A nurse is assessing a newborn upon admission to the nursery. Which of the following should the nurse expect?
- A. Bulging Fontanels
- B. Nasal Flaring
- C. Length from head to heel of 40 cm (15.7 in)
- D. Chest circumference 2 cm (0.8 in) smaller than the head circumference
Correct Answer: D
Rationale: The correct answer is D because a chest circumference smaller than the head circumference is a normal finding in a newborn due to the larger head size compared to the chest. This is known as head sparing and is essential for brain development. Bulging fontanels (choice A) are abnormal and may indicate increased intracranial pressure. Nasal flaring (choice B) is a sign of respiratory distress. A length of 40 cm (choice C) is within the average range but not a specific expectation upon admission. Therefore, choice D is the most appropriate expectation for a newborn assessment.

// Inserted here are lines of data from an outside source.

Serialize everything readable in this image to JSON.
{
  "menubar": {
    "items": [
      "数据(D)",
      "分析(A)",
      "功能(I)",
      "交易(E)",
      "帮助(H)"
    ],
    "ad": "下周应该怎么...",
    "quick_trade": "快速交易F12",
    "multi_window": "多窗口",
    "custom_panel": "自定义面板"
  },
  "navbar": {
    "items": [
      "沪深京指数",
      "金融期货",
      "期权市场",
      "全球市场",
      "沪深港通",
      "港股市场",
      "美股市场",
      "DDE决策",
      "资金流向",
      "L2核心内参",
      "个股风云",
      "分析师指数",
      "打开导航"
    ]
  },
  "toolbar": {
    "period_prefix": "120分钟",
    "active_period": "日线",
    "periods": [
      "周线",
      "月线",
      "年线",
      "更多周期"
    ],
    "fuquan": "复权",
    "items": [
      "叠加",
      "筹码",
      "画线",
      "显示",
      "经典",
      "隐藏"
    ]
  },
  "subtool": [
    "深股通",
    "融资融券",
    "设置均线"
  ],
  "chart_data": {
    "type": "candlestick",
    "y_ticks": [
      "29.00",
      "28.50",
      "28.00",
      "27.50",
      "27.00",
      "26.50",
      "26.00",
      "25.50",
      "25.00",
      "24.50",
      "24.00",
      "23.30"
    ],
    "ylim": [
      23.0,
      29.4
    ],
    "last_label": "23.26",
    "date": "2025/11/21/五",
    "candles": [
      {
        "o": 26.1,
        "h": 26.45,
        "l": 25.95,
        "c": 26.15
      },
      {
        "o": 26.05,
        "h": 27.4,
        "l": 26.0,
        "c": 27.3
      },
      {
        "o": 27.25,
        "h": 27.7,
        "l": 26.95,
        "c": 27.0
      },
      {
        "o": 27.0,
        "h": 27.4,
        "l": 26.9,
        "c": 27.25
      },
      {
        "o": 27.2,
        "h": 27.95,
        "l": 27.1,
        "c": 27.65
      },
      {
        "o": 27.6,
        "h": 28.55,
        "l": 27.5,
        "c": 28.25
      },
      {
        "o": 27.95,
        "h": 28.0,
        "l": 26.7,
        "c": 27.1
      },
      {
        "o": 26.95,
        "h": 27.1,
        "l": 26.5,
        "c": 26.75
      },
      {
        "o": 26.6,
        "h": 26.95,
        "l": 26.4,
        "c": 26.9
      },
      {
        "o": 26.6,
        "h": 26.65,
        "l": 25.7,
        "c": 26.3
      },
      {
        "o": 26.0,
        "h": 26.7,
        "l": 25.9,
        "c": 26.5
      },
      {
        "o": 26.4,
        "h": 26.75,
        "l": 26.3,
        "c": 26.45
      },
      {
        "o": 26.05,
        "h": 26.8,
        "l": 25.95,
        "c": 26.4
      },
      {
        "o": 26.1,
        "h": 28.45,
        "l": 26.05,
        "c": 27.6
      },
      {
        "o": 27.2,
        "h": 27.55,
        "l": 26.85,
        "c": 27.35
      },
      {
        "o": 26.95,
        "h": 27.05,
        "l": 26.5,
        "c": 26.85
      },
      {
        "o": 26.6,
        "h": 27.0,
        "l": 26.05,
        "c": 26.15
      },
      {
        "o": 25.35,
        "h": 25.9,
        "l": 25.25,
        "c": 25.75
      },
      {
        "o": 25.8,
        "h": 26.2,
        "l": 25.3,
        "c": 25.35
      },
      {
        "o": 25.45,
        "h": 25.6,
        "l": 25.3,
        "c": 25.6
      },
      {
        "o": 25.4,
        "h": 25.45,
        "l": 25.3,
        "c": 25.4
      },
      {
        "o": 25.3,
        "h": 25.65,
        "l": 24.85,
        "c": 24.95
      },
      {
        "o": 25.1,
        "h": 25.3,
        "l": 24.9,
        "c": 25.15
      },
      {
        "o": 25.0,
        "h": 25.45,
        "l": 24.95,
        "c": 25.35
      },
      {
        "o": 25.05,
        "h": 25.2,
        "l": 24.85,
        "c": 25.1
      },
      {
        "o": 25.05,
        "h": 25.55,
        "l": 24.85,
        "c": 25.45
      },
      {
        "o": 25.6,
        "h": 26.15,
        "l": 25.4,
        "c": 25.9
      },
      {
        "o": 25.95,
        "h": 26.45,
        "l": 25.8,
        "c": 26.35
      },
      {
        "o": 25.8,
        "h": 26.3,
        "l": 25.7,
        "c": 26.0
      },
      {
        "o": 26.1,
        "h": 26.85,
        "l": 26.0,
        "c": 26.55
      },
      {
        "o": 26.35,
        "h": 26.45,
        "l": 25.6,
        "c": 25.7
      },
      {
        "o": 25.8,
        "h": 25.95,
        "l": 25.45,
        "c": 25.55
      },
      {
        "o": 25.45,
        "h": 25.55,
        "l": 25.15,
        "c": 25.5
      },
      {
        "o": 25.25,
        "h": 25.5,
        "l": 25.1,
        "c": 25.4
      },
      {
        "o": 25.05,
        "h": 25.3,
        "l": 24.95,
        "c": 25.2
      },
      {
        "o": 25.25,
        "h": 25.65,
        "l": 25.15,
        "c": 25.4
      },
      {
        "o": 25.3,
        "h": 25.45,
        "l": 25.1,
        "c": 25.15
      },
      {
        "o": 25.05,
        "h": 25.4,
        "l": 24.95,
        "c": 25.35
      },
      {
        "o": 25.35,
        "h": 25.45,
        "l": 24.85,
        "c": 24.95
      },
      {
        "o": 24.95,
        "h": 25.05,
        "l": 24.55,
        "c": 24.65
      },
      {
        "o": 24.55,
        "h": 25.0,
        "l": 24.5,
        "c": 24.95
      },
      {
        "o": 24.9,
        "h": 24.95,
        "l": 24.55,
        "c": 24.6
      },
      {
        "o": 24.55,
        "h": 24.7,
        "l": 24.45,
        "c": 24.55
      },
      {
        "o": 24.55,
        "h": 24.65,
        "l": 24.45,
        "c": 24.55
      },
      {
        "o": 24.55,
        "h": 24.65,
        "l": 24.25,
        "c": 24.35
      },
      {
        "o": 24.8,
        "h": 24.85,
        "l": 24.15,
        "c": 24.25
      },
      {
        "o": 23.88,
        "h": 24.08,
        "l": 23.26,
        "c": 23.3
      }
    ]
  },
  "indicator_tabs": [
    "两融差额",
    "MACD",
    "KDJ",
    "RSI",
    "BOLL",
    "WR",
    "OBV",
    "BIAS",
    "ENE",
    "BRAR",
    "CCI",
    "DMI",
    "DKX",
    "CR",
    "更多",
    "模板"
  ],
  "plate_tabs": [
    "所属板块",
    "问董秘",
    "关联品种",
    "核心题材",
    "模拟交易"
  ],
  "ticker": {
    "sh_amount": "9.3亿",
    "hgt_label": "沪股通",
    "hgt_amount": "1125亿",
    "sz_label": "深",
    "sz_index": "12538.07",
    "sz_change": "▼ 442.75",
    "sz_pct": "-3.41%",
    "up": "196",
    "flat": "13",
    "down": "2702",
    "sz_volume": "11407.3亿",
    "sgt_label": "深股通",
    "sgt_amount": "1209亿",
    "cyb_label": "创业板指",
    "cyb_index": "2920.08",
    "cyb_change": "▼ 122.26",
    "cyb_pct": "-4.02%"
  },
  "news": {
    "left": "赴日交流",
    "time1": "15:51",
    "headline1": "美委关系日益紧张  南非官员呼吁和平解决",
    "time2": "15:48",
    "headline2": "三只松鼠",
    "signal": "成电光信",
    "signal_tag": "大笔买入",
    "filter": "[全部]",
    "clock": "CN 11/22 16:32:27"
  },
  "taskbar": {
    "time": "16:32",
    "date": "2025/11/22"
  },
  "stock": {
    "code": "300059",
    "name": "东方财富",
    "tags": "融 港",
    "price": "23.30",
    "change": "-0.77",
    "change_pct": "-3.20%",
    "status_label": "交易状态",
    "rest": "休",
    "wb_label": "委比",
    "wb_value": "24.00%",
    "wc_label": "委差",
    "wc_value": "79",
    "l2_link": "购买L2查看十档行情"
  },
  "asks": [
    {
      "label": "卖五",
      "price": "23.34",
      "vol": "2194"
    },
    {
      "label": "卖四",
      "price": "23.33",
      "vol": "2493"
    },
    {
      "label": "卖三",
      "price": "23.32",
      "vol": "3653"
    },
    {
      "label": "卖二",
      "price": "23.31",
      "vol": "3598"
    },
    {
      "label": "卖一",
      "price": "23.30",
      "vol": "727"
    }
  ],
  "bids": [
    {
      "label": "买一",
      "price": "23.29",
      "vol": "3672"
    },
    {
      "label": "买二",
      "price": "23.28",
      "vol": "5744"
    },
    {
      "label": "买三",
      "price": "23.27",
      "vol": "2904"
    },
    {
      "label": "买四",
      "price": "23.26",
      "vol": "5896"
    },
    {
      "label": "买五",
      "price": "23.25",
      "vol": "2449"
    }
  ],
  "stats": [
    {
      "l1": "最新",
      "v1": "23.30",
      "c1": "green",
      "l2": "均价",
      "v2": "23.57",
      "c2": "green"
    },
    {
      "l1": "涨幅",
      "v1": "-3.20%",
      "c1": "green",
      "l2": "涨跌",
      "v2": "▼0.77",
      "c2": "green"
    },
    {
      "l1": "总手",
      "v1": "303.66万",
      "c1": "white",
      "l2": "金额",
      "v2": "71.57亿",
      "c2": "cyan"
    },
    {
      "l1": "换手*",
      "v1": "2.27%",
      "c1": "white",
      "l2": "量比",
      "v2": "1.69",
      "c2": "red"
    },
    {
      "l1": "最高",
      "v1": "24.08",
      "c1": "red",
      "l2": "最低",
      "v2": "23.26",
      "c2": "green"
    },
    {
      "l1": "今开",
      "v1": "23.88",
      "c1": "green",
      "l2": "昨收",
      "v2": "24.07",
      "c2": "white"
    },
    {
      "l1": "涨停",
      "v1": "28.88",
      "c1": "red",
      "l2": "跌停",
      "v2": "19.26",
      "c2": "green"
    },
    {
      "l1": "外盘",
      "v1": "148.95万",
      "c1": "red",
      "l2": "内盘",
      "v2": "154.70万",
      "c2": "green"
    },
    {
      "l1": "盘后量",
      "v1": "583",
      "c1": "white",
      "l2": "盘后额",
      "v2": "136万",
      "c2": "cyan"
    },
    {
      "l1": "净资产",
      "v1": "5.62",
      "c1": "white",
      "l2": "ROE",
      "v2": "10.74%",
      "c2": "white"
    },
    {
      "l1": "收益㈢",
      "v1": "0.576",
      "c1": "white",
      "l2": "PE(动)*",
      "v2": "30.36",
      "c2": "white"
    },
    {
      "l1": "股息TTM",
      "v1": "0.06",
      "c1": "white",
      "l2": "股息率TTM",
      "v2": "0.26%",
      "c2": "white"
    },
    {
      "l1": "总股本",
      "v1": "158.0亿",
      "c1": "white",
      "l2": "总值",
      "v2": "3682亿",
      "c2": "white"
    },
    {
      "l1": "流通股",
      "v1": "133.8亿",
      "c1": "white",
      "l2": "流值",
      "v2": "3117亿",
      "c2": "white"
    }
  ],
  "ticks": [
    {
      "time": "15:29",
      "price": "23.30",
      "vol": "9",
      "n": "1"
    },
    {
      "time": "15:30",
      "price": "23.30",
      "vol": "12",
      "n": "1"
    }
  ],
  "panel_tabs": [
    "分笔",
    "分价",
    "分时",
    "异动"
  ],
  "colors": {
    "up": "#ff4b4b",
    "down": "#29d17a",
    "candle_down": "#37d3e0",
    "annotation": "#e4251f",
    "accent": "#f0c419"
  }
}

A nurse is planning to teach a group of clients who are about breastfeeding after returning to work. Which of the following infection should the nurse include in the teaching?
- A. “Thawed breast milk can be refrigerated for up to 72 hours.”
- B. “Breast milk can be stored in a deep freezer for 12 months.”
- C. Breast milk can be stored at room temperature for up to 12 hours.”
- D. “Thawed breast milk that is unused can be refrozen.”
Correct Answer: B
Rationale: The correct answer is B: “Breast milk can be stored in a deep freezer for 12 months.” This is correct because breast milk can indeed be stored in a deep freezer for up to 12 months, maintaining its quality and safety. Deep freezing helps preserve the nutrients in breast milk for a longer period compared to standard refrigeration.
Choice A is incorrect because thawed breast milk should be used within 24 hours if stored in the refrigerator, not 72 hours. Choice C is incorrect because breast milk can only be stored at room temperature for up to 4 hours. Choice D is incorrect because thawed breast milk should not be refrozen; it should be used within 24 hours.